A team of researchers from the Max Planck Institute for Informatics and Facebook Reality Labs has developed an end to end trainable technique that performs human re-rendering from one image. It can incorporate its subjects in various user-defined poses with clothing being transferred from other reference images. Human re-rendering has numerous practical applications, from virtual reality, augmented reality to 3D videos. It is challenging to design algorithms that can render clothed humans in different poses from a single image.
The model takes a single image of a clothed human as input; in the first step, the pipeline uses DensePose, an estimation aiming to map all human pixels in an RGB image to the 3D surface of the human body. DensePose predicts a dense correlation between the input image and a Skinned Multi-Person Linear (SMPL) model. Using SMPL parametric human surface models, the output images can be easily reposed to the target pose.

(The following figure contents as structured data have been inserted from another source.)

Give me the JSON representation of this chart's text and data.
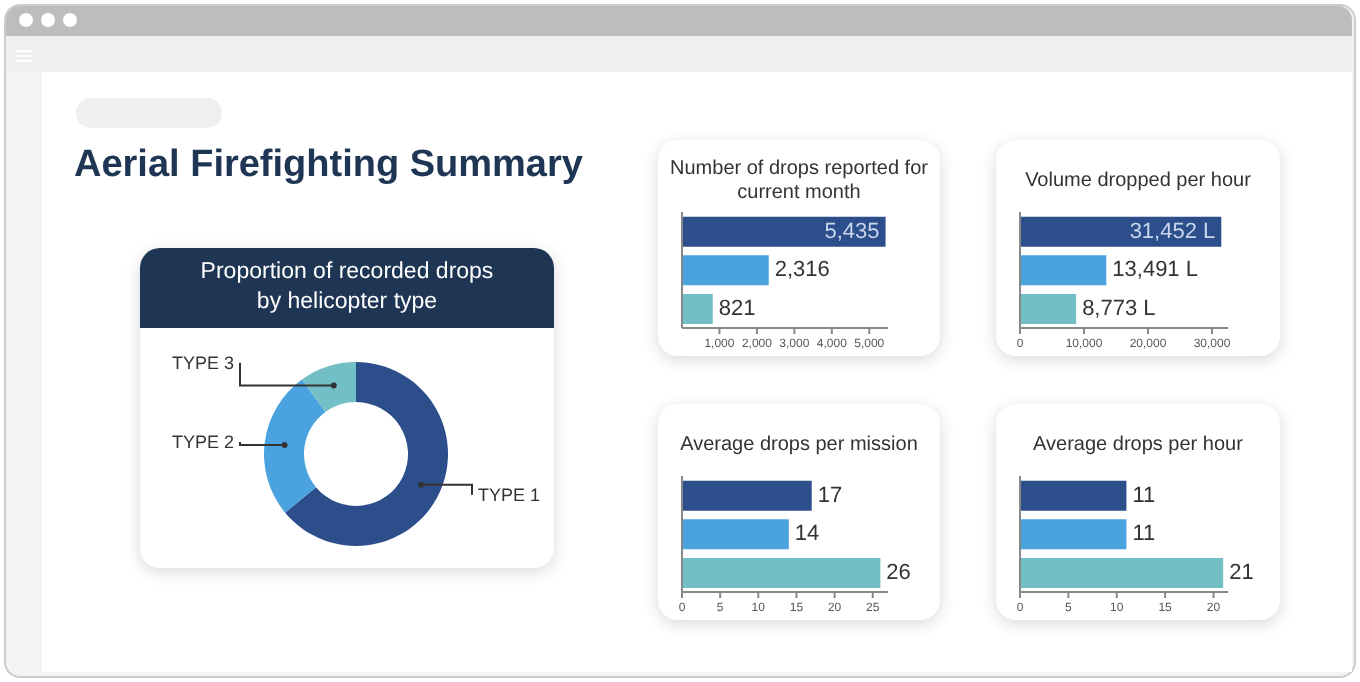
{
  "chart_data": [
    {
      "type": "donut",
      "title": "Proportion of recorded drops by helicopter type",
      "annotations": [
        "Aerial Firefighting Summary"
      ],
      "categories": [
        "TYPE 1",
        "TYPE 2",
        "TYPE 3"
      ],
      "values": [
        64,
        26,
        10
      ],
      "colors": [
        "#2c4e8a",
        "#4aa3df",
        "#72bfc6"
      ]
    },
    {
      "type": "bar",
      "orientation": "horizontal",
      "title": "Number of drops reported for current month",
      "categories": [
        null,
        null,
        null
      ],
      "values": [
        5435,
        2316,
        821
      ],
      "colors": [
        "#2c4e8a",
        "#4aa3df",
        "#72bfc6"
      ],
      "value_labels": [
        "5,435",
        "2,316",
        "821"
      ],
      "xlim": [
        0,
        5500
      ],
      "xticks": [
        {
          "value": 1000,
          "label": "1,000"
        },
        {
          "value": 2000,
          "label": "2,000"
        },
        {
          "value": 3000,
          "label": "3,000"
        },
        {
          "value": 4000,
          "label": "4,000"
        },
        {
          "value": 5000,
          "label": "5,000"
        }
      ]
    },
    {
      "type": "bar",
      "orientation": "horizontal",
      "title": "Volume dropped per hour",
      "categories": [
        null,
        null,
        null
      ],
      "values": [
        31452,
        13491,
        8773
      ],
      "colors": [
        "#2c4e8a",
        "#4aa3df",
        "#72bfc6"
      ],
      "value_labels": [
        "31,452 L",
        "13,491 L",
        "8,773 L"
      ],
      "xlim": [
        0,
        32500
      ],
      "xticks": [
        0,
        {
          "value": 10000,
          "label": "10,000"
        },
        {
          "value": 20000,
          "label": "20,000"
        },
        {
          "value": 30000,
          "label": "30,000"
        }
      ]
    },
    {
      "type": "bar",
      "orientation": "horizontal",
      "title": "Average drops per mission",
      "categories": [
        null,
        null,
        null
      ],
      "values": [
        17,
        14,
        26
      ],
      "colors": [
        "#2c4e8a",
        "#4aa3df",
        "#72bfc6"
      ],
      "data_labels": true,
      "xlim": [
        0,
        27
      ],
      "xticks": [
        0,
        5,
        10,
        15,
        20,
        25
      ]
    },
    {
      "type": "bar",
      "orientation": "horizontal",
      "title": "Average drops per hour",
      "categories": [
        null,
        null,
        null
      ],
      "values": [
        11,
        11,
        21
      ],
      "colors": [
        "#2c4e8a",
        "#4aa3df",
        "#72bfc6"
      ],
      "data_labels": true,
      "xlim": [
        0,
        21.5
      ],
      "xticks": [
        0,
        5,
        10,
        15,
        20
      ]
    }
  ]
}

In the next step, a U-Net based network dubbed FeatureNet is deployed to ensure that the full UV feature map contains a D-dimensional feature representation. Further, it targets a specific pose as input rendering the full UV feature map to a d-dimensional feature image that matches the target pose. Finally, based on the Pix2PixHD model, a RenderNet generator network generates a realistic, rendered reposed image.
The experiments were carried out on the In-Shop Clothes Retrieval Benchmark of the DeepFashion dataset. Compared to other methods like Coordinate Based Inpainting (CBI), Variational U-Net(VUnet), etc., the proposed model delivered higher realism and better accuracy in preserving garment details. Although the model isn’t specifically designed, the researchers claimed that it can also generate realistic renderings for a video series that includes garment and motion transfer from the single source image.